Was das genau sein könnte, können wir nicht sagen. Obwohl wir mit allen vier Kurven bei fast vollem Lenkeinschlag bergab fuhren und dabei gewaltige Hahnenschwänze in die Luft schickten, alle vier Räder vom Boden abhoben und so tief in den losen Sand eintauchten, dass wir spürten, wie er am Bauch des Big G entlang strich, wurden wir nie von einem der zahlreichen und eng miteinander verflochtenen Systeme ausgeschimpft. Und als wir fertig waren, füllten wir wieder 10 PSI in jeden Reifen, schalteten Dynamic Select wieder auf die Komfort-Einstellung und machten uns auf den Heimweg – ohne ein einziges Rasseln, Quietschen oder Wackeln. Es war, als wäre nichts davon je passiert.

Leider kann diese Bewertung weitgehend hinfällig sein. Nicht, weil wir etwas getan haben, das für die typische G 63-Besitzererfahrung völlig irrelevant ist (obwohl wir es getan haben, und das ist es auch), sondern weil Sie so einen Wagen in nächster Zeit nicht kaufen werden. Mercedes-Benz hat vor kurzem bestätigt, dass praktisch alle seine V8-angetriebenen Modelle für das Modelljahr 2022 auf Eis gelegt werden, einschließlich der G-Klasse. In Anbetracht der Tatsache, dass es keinen G 250 gibt, bedeutet das, dass es im nächsten Jahr überhaupt keinen G mehr geben wird. Einige Händler verlangen bereits sechsstellige Aufschläge (ja, sechs

) für die Handvoll G 63 aus dem Jahr 2021, die sie vorrätig haben, also stellen Sie sich vor, was ein ganzes Jahr Pause bedeuten könnte.

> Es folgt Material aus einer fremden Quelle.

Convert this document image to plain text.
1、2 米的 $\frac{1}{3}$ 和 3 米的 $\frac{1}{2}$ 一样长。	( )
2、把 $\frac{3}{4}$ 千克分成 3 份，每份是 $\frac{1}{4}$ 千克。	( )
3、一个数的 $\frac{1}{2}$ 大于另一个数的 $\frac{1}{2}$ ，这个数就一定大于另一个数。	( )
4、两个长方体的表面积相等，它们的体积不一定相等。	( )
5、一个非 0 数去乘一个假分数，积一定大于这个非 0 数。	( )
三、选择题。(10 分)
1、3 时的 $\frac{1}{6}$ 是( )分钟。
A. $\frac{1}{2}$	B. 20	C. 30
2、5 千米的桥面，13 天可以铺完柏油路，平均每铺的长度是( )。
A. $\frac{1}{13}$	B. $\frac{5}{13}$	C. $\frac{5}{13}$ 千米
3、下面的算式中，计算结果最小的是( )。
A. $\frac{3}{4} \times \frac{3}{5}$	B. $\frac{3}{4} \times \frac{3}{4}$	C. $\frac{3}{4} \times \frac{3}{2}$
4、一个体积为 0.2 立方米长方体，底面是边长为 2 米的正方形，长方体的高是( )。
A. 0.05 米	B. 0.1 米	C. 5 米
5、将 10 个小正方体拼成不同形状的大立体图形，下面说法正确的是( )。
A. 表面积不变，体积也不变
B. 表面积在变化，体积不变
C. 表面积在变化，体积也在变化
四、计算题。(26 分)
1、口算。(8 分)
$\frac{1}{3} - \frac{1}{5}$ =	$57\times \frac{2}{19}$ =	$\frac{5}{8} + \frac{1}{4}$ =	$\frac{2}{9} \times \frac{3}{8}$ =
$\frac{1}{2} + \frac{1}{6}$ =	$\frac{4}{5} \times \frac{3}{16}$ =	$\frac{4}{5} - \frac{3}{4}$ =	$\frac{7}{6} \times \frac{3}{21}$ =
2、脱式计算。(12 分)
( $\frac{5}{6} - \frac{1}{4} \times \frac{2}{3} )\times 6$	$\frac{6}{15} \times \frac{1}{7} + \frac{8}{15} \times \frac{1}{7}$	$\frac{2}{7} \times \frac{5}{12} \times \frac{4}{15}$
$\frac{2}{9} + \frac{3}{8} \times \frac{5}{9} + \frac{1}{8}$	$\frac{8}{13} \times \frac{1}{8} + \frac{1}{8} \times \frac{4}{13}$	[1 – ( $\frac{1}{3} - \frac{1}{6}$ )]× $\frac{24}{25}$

Vielleicht werden die Dinge im Jahr 2023 wieder normal, aber selbst wenn sie das tun, ist “normal” für die Leute, die sich einen angeblich geländegängigen SUV

mit einem sechsstelligen Aufkleberpreis vor der “Marktanpassung” leisten können, nicht die Art von “normal”, an die die meisten Autokäufer gewöhnt sind. Für uns ist der G 63 ein überraschend reizvoller Tanzpartner, der zufällig nicht in unserer Liga spielt. Das ist gut so. Eine Runde auf dem Parkett war mehr als genug.